It’s a good day when your teacher sends you outside for a bucket of mud.
This means something interesting is going to happen, something outside the routine of listening, note taking and testing repeated until graduation.
Across the Janesville School District, eighth-grade students are engaged in a new way of learning science—one that involves buckets of mud, thinking like a scientist and, perhaps, making their community a better place.
The students are a part of a study designed by professor Sadhana Puntambekar of UW-Madison’s Interactive Learning and Design Lab. The study, which is funded by a National Science Foundation grant, is called “Biosphere: Fostering Deep Learning of Complex Biology for Building Our Next Generation’s Scientists.”
It’s a daunting title, and a worrisome one, too, especially for those who remember eighth-grade science as a collection of abstract ideas that maybe didn’t apply immediately to the real world.
“The main premise on which my project is based is that science needs to be taught and learned as a connected (networked) body of knowledge rather than set of fragmented facts,” Puntambekar wrote in an email to The Gazette.
On a recent Thursday, the students in Craig Fischer’s classroom at Edison Middle School were making biospheres—miniature composters—out of 2- liter soda bottles.
Fischer laid down the law at the start of class.
“You only get two 2-liter bottles,” Fischer said. “If you do something wrong, you’re going to have to problem solve.”

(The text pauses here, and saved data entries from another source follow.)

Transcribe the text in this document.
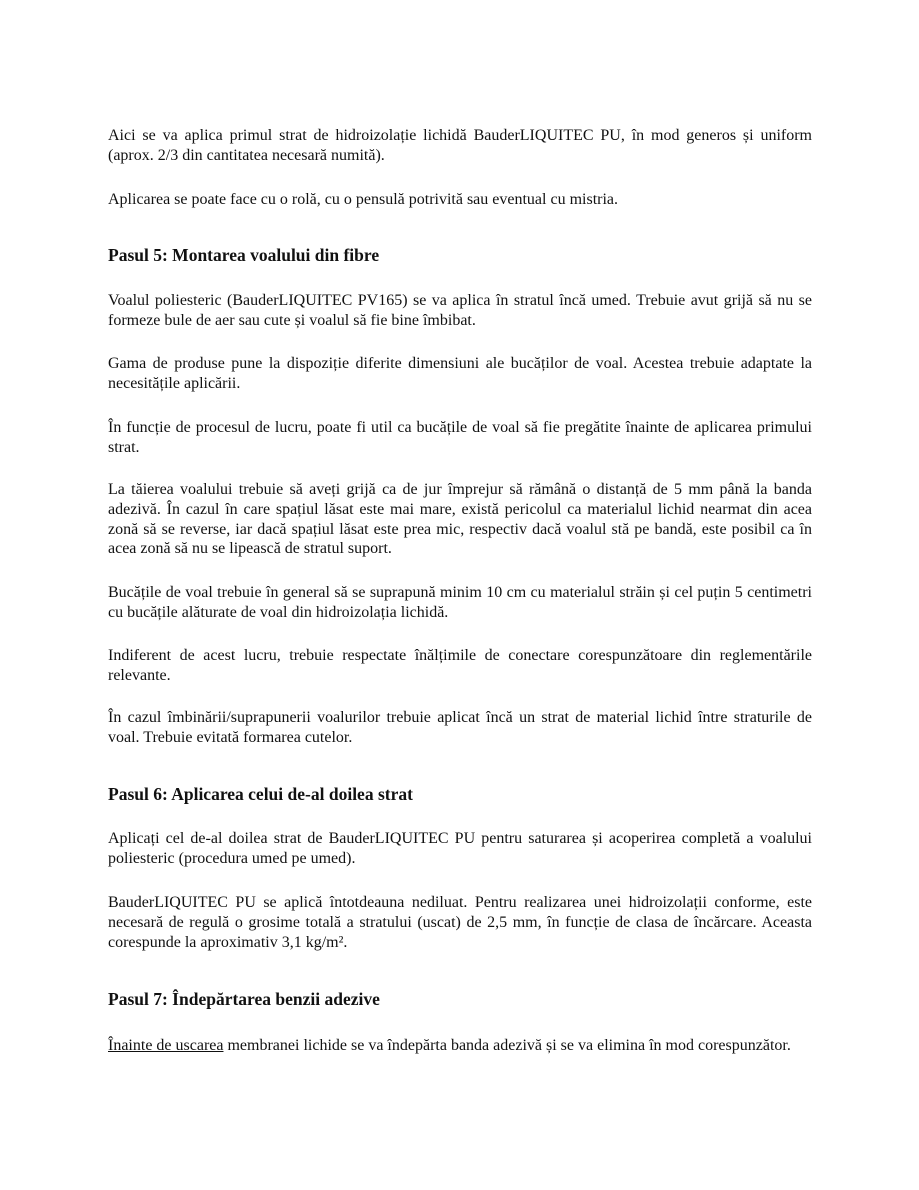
Aici se va aplica primul strat de hidroizolație lichidă BauderLIQUITEC PU, în mod generos și uniform (aprox. 2/3 din cantitatea necesară numită).

Aplicarea se poate face cu o rolă, cu o pensulă potrivită sau eventual cu mistria.

Pasul 5: Montarea voalului din fibre

Voalul poliesteric (BauderLIQUITEC PV165) se va aplica în stratul încă umed. Trebuie avut grijă să nu se formeze bule de aer sau cute și voalul să fie bine îmbibat.

Gama de produse pune la dispoziție diferite dimensiuni ale bucăților de voal. Acestea trebuie adaptate la necesitățile aplicării.

În funcție de procesul de lucru, poate fi util ca bucățile de voal să fie pregătite înainte de aplicarea primului strat.

La tăierea voalului trebuie să aveți grijă ca de jur împrejur să rămână o distanță de 5 mm până la banda adezivă. În cazul în care spațiul lăsat este mai mare, există pericolul ca materialul lichid nearmat din acea zonă să se reverse, iar dacă spațiul lăsat este prea mic, respectiv dacă voalul stă pe bandă, este posibil ca în acea zonă să nu se lipească de stratul suport.

Bucățile de voal trebuie în general să se suprapună minim 10 cm cu materialul străin și cel puțin 5 centimetri cu bucățile alăturate de voal din hidroizolația lichidă.

Indiferent de acest lucru, trebuie respectate înălțimile de conectare corespunzătoare din reglementările relevante.

În cazul îmbinării/suprapunerii voalurilor trebuie aplicat încă un strat de material lichid între straturile de voal. Trebuie evitată formarea cutelor.

Pasul 6: Aplicarea celui de-al doilea strat

Aplicați cel de-al doilea strat de BauderLIQUITEC PU pentru saturarea și acoperirea completă a voalului poliesteric (procedura umed pe umed).

BauderLIQUITEC PU se aplică întotdeauna nediluat. Pentru realizarea unei hidroizolații conforme, este necesară de regulă o grosime totală a stratului (uscat) de 2,5 mm, în funcție de clasa de încărcare. Aceasta corespunde la aproximativ 3,1 kg/m².

Pasul 7: Îndepărtarea benzii adezive

Înainte de uscarea membranei lichide se va îndepărta banda adezivă și se va elimina în mod corespunzător.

The soda bottles were cut and then filled with a mixture of materials students chose. Available items include rotting, sprouting or expired food items the students brought from home; dead plant stems cut from Fischer’s yard; and, of course, the bucket of mud and dead leaves collected that morning.
All the ingredients were weighed and recorded in a data notebook. Students must also justify including a particular item.
Oranges cut and squeezed in the mixture added fluid to the mix, and the sugars might feed the other organisms working to break down the compost.
Sam Walters, 13, and his teammates decided to cut up potatoes to expose more of them to the air, bugs and other organisms that might be breaking it down.
Another boy was adding eggshells to his mix. The shells contain calcium, a macronutrient found in healthy soil. As the shells break down, they also help aerate the soil.
And soil is what it is all about.
The goal of the experiment is to find what combination of materials creates the most nutrient-rich soil in the shortest amount of time.
The experiment was one part of a longer study on the effect of garbage on the environment.
Americans generate 250 million tons of trash every year, and about 57 percent goes into municipal landfills, according to the teaching material for the study.
Between 20 percent and 40 percent of waste going into landfills is food scraps and yard trimmings.
The breakdown of garbage in landfills adds greenhouse gases to the atmosphere.
Food waste is an issue, too.
Earlier in their study, students did a garbage audit, saving all the trash they generated at lunch.
Photos of the collection showed a pile of food waste on a plastic tarp. It was competing with a mound of milk cartons and another of other food packaging.
Making the connections between the real world and school is a crucial, said Matt Peerenboom, assistant principal at Edison and head of the science curriculum committee. It’s the best way to keep kids engaged in academics.
In October, the Janesville School Board approved new set of five-year goals. One goal reads: “Teachers will increase/focus instruction from direct to engaged and empowered instructional opportunities.” Direct instruction means the teacher is in front of the classroom lecturing while the students listen and take notes.
Providing “engaged and empowered instructional opportunities” means students are doing the work of learning. It’s often hands on, involves working in groups and means students are given a problem to solve—with no instant answers from the teacher.
A sign in Fischer’s classroom describes the steps in scientific thinking: “Create, evaluate, analyze, apply and understand.”
That’s the way Fischer wants students to problem solve if they make a mistake; that’s part of science, too.
“Honestly, the biggest struggle is to stay patient for long enough to let the process take place,” Fischer said. “They have to let themselves be patient with the learning.”
Sometimes that means not coming to a definite answer—or when they do find an answer, having it lead to more questions, Fischer said.
One student complained that “Mr. Fischer never gives us the answer.”
Fischer admits that he does give students “guidance.” Last year, one kid put milk and chili into his composter, and it created a stench that no amount of Febreze would remove.
What do other students think?
“I like it,” Sam said. “It’s interactive, and it lets us get our hands dirty.”
Now where did that bucket of mud get to?